True innovation and inventions can't be made until the entire idea of a patent is thrown out. Why must one not be able to use an idea to better another just because someone else claimed it first? Imagine if someone had patented the first motor/vehicle and no one else was allowed to do so... A good modern day example however is in the mobile industry... Companies such as HTC have had to switch to lesser quality components due to these "patent infringements". None of it is good for customers, and only benefits corporations.

Because sometime it costs an enormous amount of R&D to create something, and you don't want someone to profit off your legwork right away. If I'm a pharma corp and have to spend $2B to develop a new drug, you can bet your ass I'm not spending that money if a few months later some genericizer like Ranbaxy can turn around, reverse engineer, and sell my drug for a fraction of the cost. Patents aren't inherently bad, but certainly could use some improvement. You put your innovation out in the public eye, allowing others to examine and use it as inspiration or basis of improvement, but in return you get 17yrs of protection. Without some form of protection, no one would invest the monies needed to create innovation.
 
I hope this affects Apple.

Holy shit, if this passes, what will Apple and Samsung do now?

It won't. This bill is awful. It is plain and simple pro-big-business legislation that will make it easier than ever to stomp out small-time inventors. Fee shifting is never anything more than a handout to the defense bar.

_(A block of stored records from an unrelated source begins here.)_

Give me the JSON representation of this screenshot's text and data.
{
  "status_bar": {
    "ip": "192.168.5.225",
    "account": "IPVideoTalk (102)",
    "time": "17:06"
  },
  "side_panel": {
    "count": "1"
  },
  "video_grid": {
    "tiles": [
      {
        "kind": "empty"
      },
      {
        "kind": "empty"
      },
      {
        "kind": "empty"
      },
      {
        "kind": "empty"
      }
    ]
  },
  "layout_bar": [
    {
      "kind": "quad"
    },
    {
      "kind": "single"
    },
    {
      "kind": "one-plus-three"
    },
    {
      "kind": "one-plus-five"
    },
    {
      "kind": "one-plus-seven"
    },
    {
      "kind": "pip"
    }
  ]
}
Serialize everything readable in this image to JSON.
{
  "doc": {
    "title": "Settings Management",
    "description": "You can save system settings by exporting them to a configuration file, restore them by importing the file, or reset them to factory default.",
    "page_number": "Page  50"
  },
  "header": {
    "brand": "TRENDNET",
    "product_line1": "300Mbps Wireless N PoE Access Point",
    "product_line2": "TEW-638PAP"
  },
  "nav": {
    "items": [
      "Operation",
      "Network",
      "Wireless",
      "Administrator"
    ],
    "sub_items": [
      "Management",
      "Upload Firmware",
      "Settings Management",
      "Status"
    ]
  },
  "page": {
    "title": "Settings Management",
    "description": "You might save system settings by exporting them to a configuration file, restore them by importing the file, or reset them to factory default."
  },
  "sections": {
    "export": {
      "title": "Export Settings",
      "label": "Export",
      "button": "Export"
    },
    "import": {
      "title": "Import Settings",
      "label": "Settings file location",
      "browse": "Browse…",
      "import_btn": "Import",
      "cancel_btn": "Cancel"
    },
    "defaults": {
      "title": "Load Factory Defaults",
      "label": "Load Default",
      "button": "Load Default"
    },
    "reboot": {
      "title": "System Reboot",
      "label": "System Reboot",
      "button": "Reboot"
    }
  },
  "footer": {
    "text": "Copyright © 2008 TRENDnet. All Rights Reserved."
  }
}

The Senate's version of this bill (Patent Transparency and Improvements Act of 2013) is the one we want to pass. It has stronger customer stay provisions, and does not have fee shifting.

The Innovation Act started with great intentions, but as is typical of the House, was quickly watered down to another big business handout.
 
Because sometime it costs an enormous amount of R&D to create something, and you don't want someone to profit off your legwork right away. If I'm a pharma corp and have to spend $2B to develop a new drug, you can bet your ass I'm not spending that money if a few months later some genericizer like Ranbaxy can turn around, reverse engineer, and sell my drug for a fraction of the cost. Patents aren't inherently bad, but certainly could use some improvement. You put your innovation out in the public eye, allowing others to examine and use it as inspiration or basis of improvement, but in return you get 17yrs of protection. Without some form of protection, no one would invest the monies needed to create innovation.

Some people believe companies will spend billions on research with no chance of a pay off, anyway.
 
Some people believe companies will spend billions on research with no chance of a pay off, anyway.

That works in the short-run, but if the company gets no payoff how will they fund future research?